Here’s our little guy. I know it doesn’t look like he’s all that big, but in comparing the photos I think you can definitely see the trunk has grown a bit! And you can totally tell it’s taller if you focus on where the branches start moving outward in both pictures, too. It was A LOT closer to the protective gate back in September of last year!
Here’s our tree with his five-year old neighbor. Our tree is a Gala, one of my favorites! [My top five list: Pink Lady, Honey Crisp, Gala, Empire, and Cortland.]
Here’s some of the fun facts the email shared about the processes at the Orchard for those of you who may also enjoy a behind the scenes look at apple growing:
In the winter the stem tips or “buds” of the apple trees are dormant making it a good time for pruning. The goal for pruning trees is twofold: for younger trees, it helps encourage a strong, solid framework and on mature trees, pruning helps maintain the shape and encourage fruit production.
Our tree didn’t have it’s first trimming this winter, though. Given the variety of tree and that it was planted in early fall, it’s critical to establish a good root system and feed the tree first. If you start pruning very young trees you promote tree/ limb growth and small trees are not always ready for that to take place.

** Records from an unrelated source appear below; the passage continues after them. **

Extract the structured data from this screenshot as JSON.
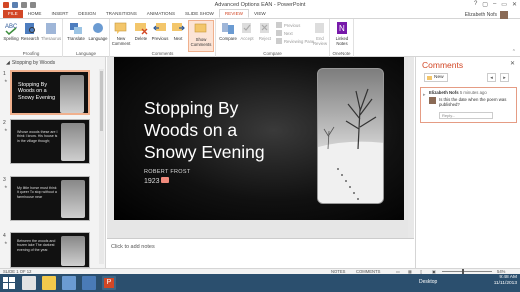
{
  "window": {
    "title": "Advanced Options EAN - PowerPoint",
    "controls": [
      "?",
      "▢",
      "–",
      "▭",
      "✕"
    ]
  },
  "tabs": [
    "FILE",
    "HOME",
    "INSERT",
    "DESIGN",
    "TRANSITIONS",
    "ANIMATIONS",
    "SLIDE SHOW",
    "REVIEW",
    "VIEW"
  ],
  "active_tab": "REVIEW",
  "user": {
    "name": "Elizabeth Nofs"
  },
  "ribbon": {
    "groups": {
      "proofing": "Proofing",
      "language": "Language",
      "comments": "Comments",
      "compare": "Compare",
      "onenote": "OneNote"
    },
    "buttons": {
      "spelling": "Spelling",
      "research": "Research",
      "thesaurus": "Thesaurus",
      "translate": "Translate",
      "language": "Language",
      "new_comment": "New Comment",
      "delete": "Delete",
      "previous": "Previous",
      "next": "Next",
      "show_comments": "Show Comments",
      "compare": "Compare",
      "accept": "Accept",
      "reject": "Reject",
      "prev_small": "Previous",
      "next_small": "Next",
      "reviewing_pane": "Reviewing Pane",
      "end_review": "End Review",
      "linked_notes": "Linked Notes"
    }
  },
  "left_panel": {
    "title": "Stopping by Woods",
    "slides": [
      {
        "num": "1",
        "text": "Stopping By Woods on a Snowy Evening"
      },
      {
        "num": "2",
        "text": "Whose woods these are I think I know. His house is in the village though;"
      },
      {
        "num": "3",
        "text": "My little horse must think it queer To stop without a farmhouse near"
      },
      {
        "num": "4",
        "text": "Between the woods and frozen lake The darkest evening of the year."
      }
    ]
  },
  "slide": {
    "title": "Stopping By Woods on a Snowy Evening",
    "author": "ROBERT FROST",
    "year": "1923"
  },
  "notes_placeholder": "Click to add notes",
  "comments": {
    "title": "Comments",
    "close": "✕",
    "new_label": "New",
    "items": [
      {
        "author": "Elizabeth Nofs",
        "time": "5 minutes ago",
        "text": "Is this the date when the poem was published?",
        "reply_placeholder": "Reply..."
      }
    ]
  },
  "status": {
    "slide_info": "SLIDE 1 OF 12",
    "notes": "NOTES",
    "comments": "COMMENTS",
    "zoom": "54%"
  },
  "taskbar": {
    "desktop": "Desktop",
    "time": "9:48 AM",
    "date": "11/11/2013"
  },
  "colors": {
    "accent": "#d24726",
    "taskbar": "#2b4f6e"
  }
}
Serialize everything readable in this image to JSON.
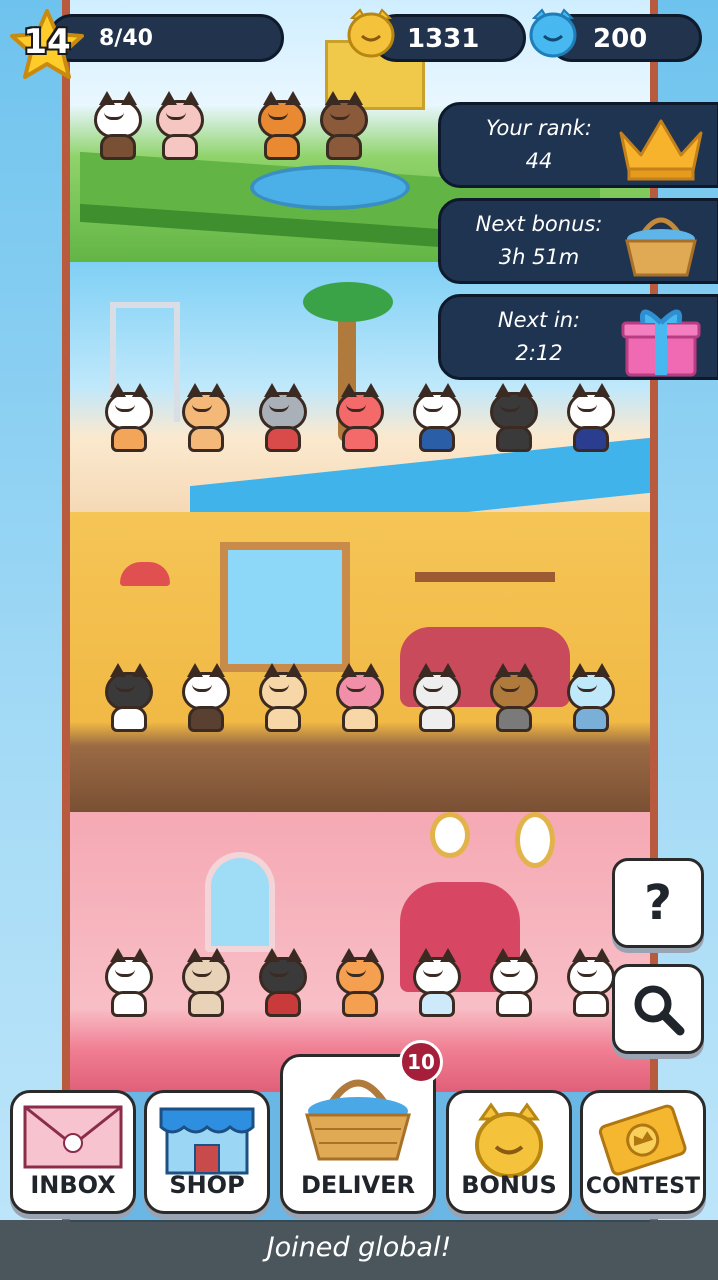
{
  "hud": {
    "level": "14",
    "level_progress": "8/40",
    "coins": "1331",
    "gems": "200"
  },
  "panels": {
    "rank_label": "Your rank:",
    "rank_value": "44",
    "bonus_label": "Next bonus:",
    "bonus_value": "3h 51m",
    "next_label": "Next in:",
    "next_value": "2:12"
  },
  "side_buttons": {
    "help_glyph": "?"
  },
  "nav": {
    "inbox": "INBOX",
    "shop": "SHOP",
    "deliver": "DELIVER",
    "deliver_badge": "10",
    "bonus": "BONUS",
    "contest": "CONTEST"
  },
  "toast": "Joined global!",
  "colors": {
    "accent_navy": "#22334d",
    "badge_red": "#a51e3a",
    "coin_gold": "#f5c33b",
    "gem_blue": "#47b9f0"
  }
}
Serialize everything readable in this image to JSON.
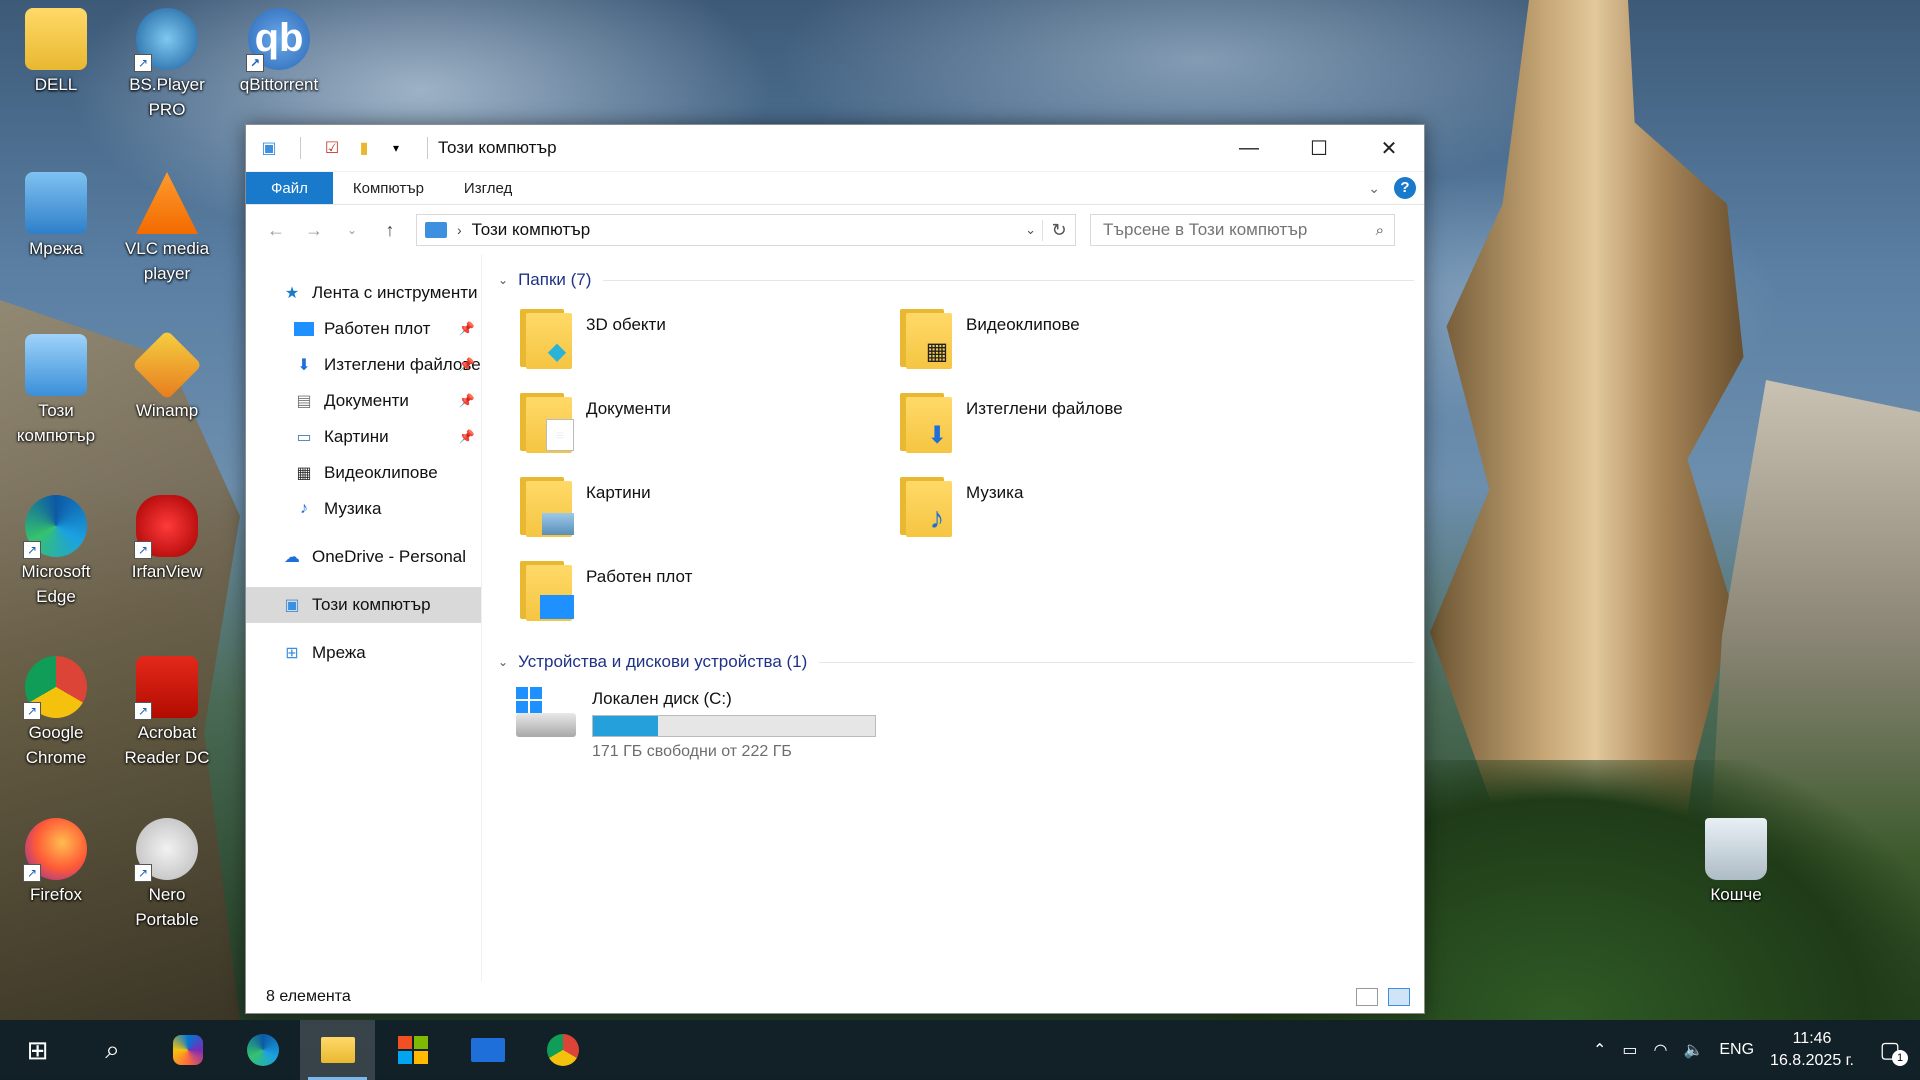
{
  "desktop": {
    "icons": [
      {
        "label": "DELL",
        "icon": "user-folder-icon"
      },
      {
        "label": "BS.Player PRO",
        "icon": "bsplayer-icon"
      },
      {
        "label": "qBittorrent",
        "icon": "qbittorrent-icon"
      },
      {
        "label": "Мрежа",
        "icon": "network-icon"
      },
      {
        "label": "VLC media player",
        "icon": "vlc-icon"
      },
      {
        "label": "Този компютър",
        "icon": "this-pc-icon"
      },
      {
        "label": "Winamp",
        "icon": "winamp-icon"
      },
      {
        "label": "Microsoft Edge",
        "icon": "edge-icon"
      },
      {
        "label": "IrfanView",
        "icon": "irfanview-icon"
      },
      {
        "label": "Google Chrome",
        "icon": "chrome-icon"
      },
      {
        "label": "Acrobat Reader DC",
        "icon": "acrobat-icon"
      },
      {
        "label": "Firefox",
        "icon": "firefox-icon"
      },
      {
        "label": "Nero Portable",
        "icon": "nero-icon"
      },
      {
        "label": "Кошче",
        "icon": "recycle-bin-icon"
      }
    ]
  },
  "window": {
    "title": "Този компютър",
    "ribbon_tabs": [
      "Файл",
      "Компютър",
      "Изглед"
    ],
    "address": {
      "location": "Този компютър"
    },
    "search": {
      "placeholder": "Търсене в Този компютър"
    },
    "nav_pane": {
      "quick_access": "Лента с инструменти",
      "pinned": [
        "Работен плот",
        "Изтеглени файлове",
        "Документи",
        "Картини"
      ],
      "unpinned": [
        "Видеоклипове",
        "Музика"
      ],
      "onedrive": "OneDrive - Personal",
      "this_pc": "Този компютър",
      "network": "Мрежа"
    },
    "folders_group": "Папки (7)",
    "folders": [
      "3D обекти",
      "Видеоклипове",
      "Документи",
      "Изтеглени файлове",
      "Картини",
      "Музика",
      "Работен плот"
    ],
    "devices_group": "Устройства и дискови устройства (1)",
    "drive": {
      "name": "Локален диск (C:)",
      "free_text": "171 ГБ свободни от 222 ГБ",
      "used_fraction": 0.23
    },
    "status_text": "8 елемента"
  },
  "taskbar": {
    "items": [
      "start-icon",
      "search-icon",
      "copilot-icon",
      "edge-icon",
      "file-explorer-icon",
      "store-icon",
      "mail-icon",
      "chrome-icon"
    ],
    "active": "file-explorer-icon",
    "tray": {
      "language": "ENG",
      "time": "11:46",
      "date": "16.8.2025 г.",
      "notifications": "1"
    }
  },
  "colors": {
    "accent": "#1979ca",
    "drive_bar": "#26a0da",
    "group_header": "#1e3287"
  }
}
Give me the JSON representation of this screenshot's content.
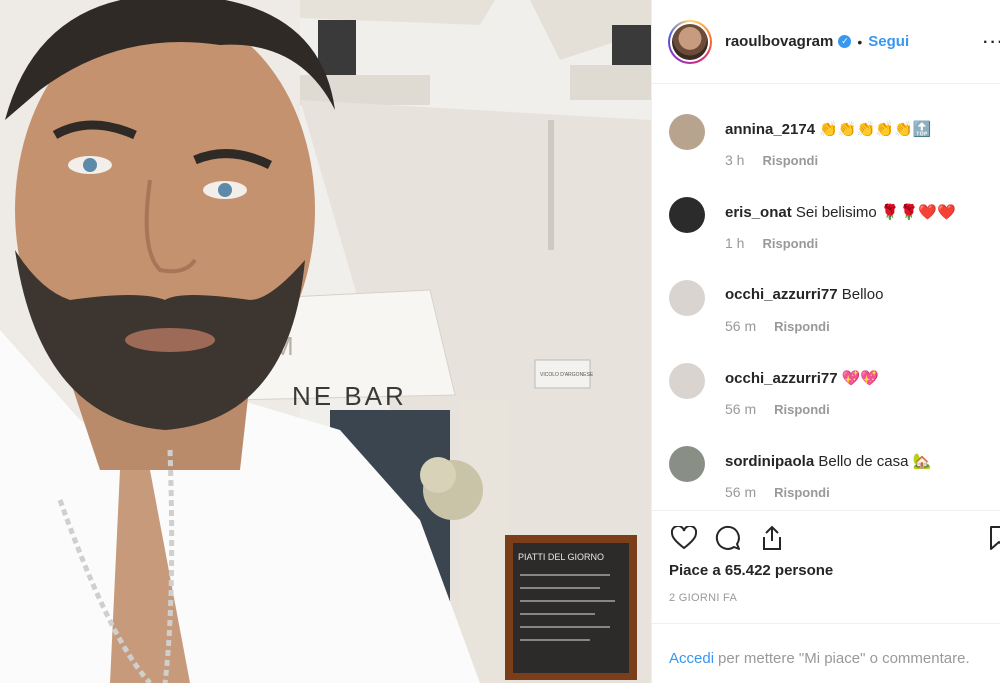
{
  "post": {
    "username": "raoulbovagram",
    "verified_icon": "verified-badge-icon",
    "separator": "•",
    "follow_label": "Segui",
    "more_icon": "more-options-icon"
  },
  "photo": {
    "sign_text": "NE BAR",
    "awning_text": "M",
    "plaque_text": "VICOLO D'ARGONESE",
    "menu_board_title": "PIATTI DEL GIORNO"
  },
  "comments": [
    {
      "user": "annina_2174",
      "text": "👏👏👏👏👏🔝",
      "time": "3 h",
      "reply": "Rispondi",
      "avatar_color": "#b8a48e"
    },
    {
      "user": "eris_onat",
      "text": "Sei belisimo 🌹🌹❤️❤️",
      "time": "1 h",
      "reply": "Rispondi",
      "avatar_color": "#2b2b2b"
    },
    {
      "user": "occhi_azzurri77",
      "text": "Belloo",
      "time": "56 m",
      "reply": "Rispondi",
      "avatar_color": "#d9d4cf"
    },
    {
      "user": "occhi_azzurri77",
      "text": "💖💖",
      "time": "56 m",
      "reply": "Rispondi",
      "avatar_color": "#d9d4cf"
    },
    {
      "user": "sordinipaola",
      "text": "Bello de casa 🏡",
      "time": "56 m",
      "reply": "Rispondi",
      "avatar_color": "#8a8f86"
    }
  ],
  "actions": {
    "like_icon": "heart-icon",
    "comment_icon": "comment-icon",
    "share_icon": "share-icon",
    "save_icon": "bookmark-icon",
    "likes_text": "Piace a 65.422 persone",
    "date_text": "2 GIORNI FA"
  },
  "login": {
    "link": "Accedi",
    "text": "per mettere \"Mi piace\" o commentare."
  },
  "colors": {
    "accent": "#3897f0",
    "text": "#262626",
    "muted": "#999999",
    "border": "#efefef"
  }
}
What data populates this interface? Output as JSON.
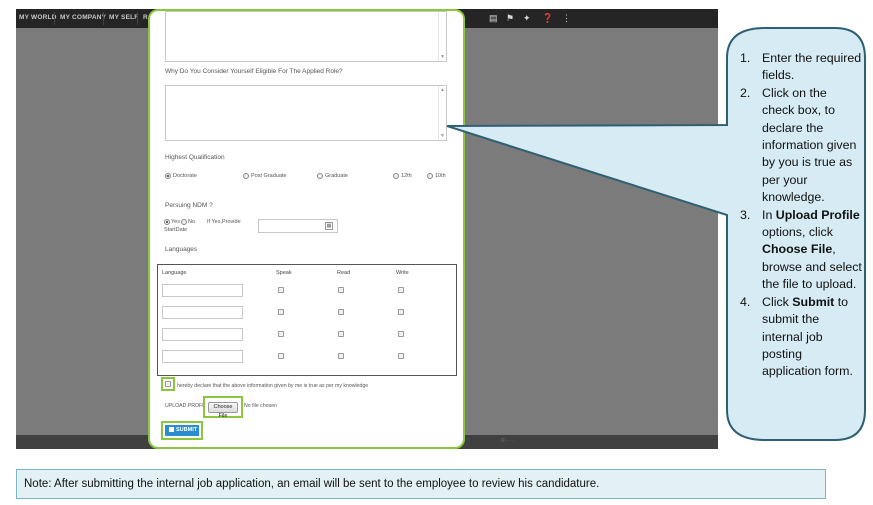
{
  "nav": {
    "items": [
      "MY WORLD",
      "MY COMPANY",
      "MY SELF"
    ],
    "partial_item": "R"
  },
  "topbar_icons": [
    "book-icon",
    "flag-icon",
    "pin-icon",
    "help-icon",
    "share-icon"
  ],
  "form": {
    "eligibility_label": "Why Do You Consider Yourself Eligible For The Applied Role?",
    "qualification": {
      "label": "Highest Qualification",
      "options": [
        "Doctorate",
        "Post Graduate",
        "Graduate",
        "12th",
        "10th"
      ],
      "selected": "Doctorate"
    },
    "ndm": {
      "label": "Persuing NDM ?",
      "yes": "Yes",
      "no": "No",
      "provide_label": "If Yes,Provide",
      "start_label": "StartDate",
      "selected": "Yes"
    },
    "languages": {
      "label": "Languages",
      "headers": [
        "Language",
        "Speak",
        "Read",
        "Write"
      ],
      "row_count": 4
    },
    "declaration": "hereby declare that the above information given by me is true as per my knowledge",
    "upload": {
      "label": "UPLOAD PROFILE",
      "button": "Choose File",
      "status": "No file chosen"
    },
    "submit_label": "SUBMIT"
  },
  "callout": {
    "steps": [
      {
        "num": "1.",
        "parts": [
          {
            "t": "Enter the required fields.",
            "b": false
          }
        ]
      },
      {
        "num": "2.",
        "parts": [
          {
            "t": "Click on the check box, to declare the information given by you is true as per your knowledge.",
            "b": false
          }
        ]
      },
      {
        "num": "3.",
        "parts": [
          {
            "t": "In ",
            "b": false
          },
          {
            "t": "Upload Profile",
            "b": true
          },
          {
            "t": " options, click ",
            "b": false
          },
          {
            "t": "Choose File",
            "b": true
          },
          {
            "t": ", browse and select the file to upload.",
            "b": false
          }
        ]
      },
      {
        "num": "4.",
        "parts": [
          {
            "t": "Click ",
            "b": false
          },
          {
            "t": "Submit",
            "b": true
          },
          {
            "t": " to submit the internal job posting application form.",
            "b": false
          }
        ]
      }
    ]
  },
  "note": "Note: After submitting the internal job application, an email will be sent to the employee to review his candidature.",
  "colors": {
    "highlight": "#8cc63f",
    "callout_fill": "#d6ebf3",
    "callout_stroke": "#2f5f72",
    "submit": "#2a8fd0",
    "note_fill": "#e3f1f5"
  }
}
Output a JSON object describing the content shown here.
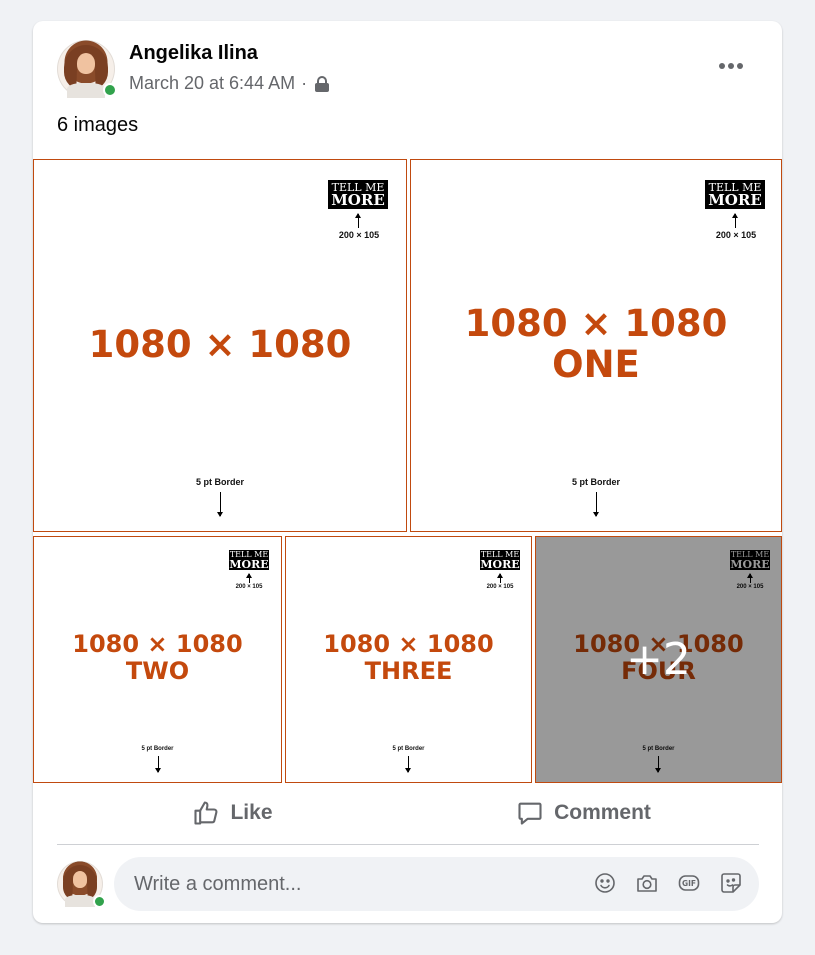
{
  "post": {
    "author": "Angelika Ilina",
    "timestamp": "March 20 at 6:44 AM",
    "meta_separator": "·",
    "privacy_icon": "lock-icon",
    "more_icon": "more-options-icon",
    "text": "6 images"
  },
  "images": [
    {
      "badge_line1": "TELL ME",
      "badge_line2": "MORE",
      "badge_size": "200 × 105",
      "lines": [
        "1080 × 1080"
      ],
      "border_label": "5 pt Border"
    },
    {
      "badge_line1": "TELL ME",
      "badge_line2": "MORE",
      "badge_size": "200 × 105",
      "lines": [
        "1080 × 1080",
        "ONE"
      ],
      "border_label": "5 pt Border"
    },
    {
      "badge_line1": "TELL ME",
      "badge_line2": "MORE",
      "badge_size": "200 × 105",
      "lines": [
        "1080 × 1080",
        "TWO"
      ],
      "border_label": "5 pt Border"
    },
    {
      "badge_line1": "TELL ME",
      "badge_line2": "MORE",
      "badge_size": "200 × 105",
      "lines": [
        "1080 × 1080",
        "THREE"
      ],
      "border_label": "5 pt Border"
    },
    {
      "badge_line1": "TELL ME",
      "badge_line2": "MORE",
      "badge_size": "200 × 105",
      "lines": [
        "1080 × 1080",
        "FOUR"
      ],
      "border_label": "5 pt Border",
      "overlay": "+2"
    }
  ],
  "actions": {
    "like_label": "Like",
    "like_icon": "thumbs-up-icon",
    "comment_label": "Comment",
    "comment_icon": "speech-bubble-icon"
  },
  "comment_composer": {
    "placeholder": "Write a comment...",
    "icons": [
      "emoji-icon",
      "camera-icon",
      "gif-icon",
      "sticker-icon"
    ]
  },
  "colors": {
    "accent_orange": "#c4490d",
    "online_green": "#31a24c",
    "muted_text": "#65676b",
    "page_background": "#f0f2f5"
  }
}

Our tree should be ready in the summer for some early limb training and the building of the scaffold system with the tree, once it has a strong root system started. It’s hard to imagine that some day that little apple tree will be producing pounds upon pounds of fruit like all the other massive, beautiful trees on this orchard.
*And, yes; those cookies were a great snack. Especially when I spread peanut butter between two of them and made mini sandwiches.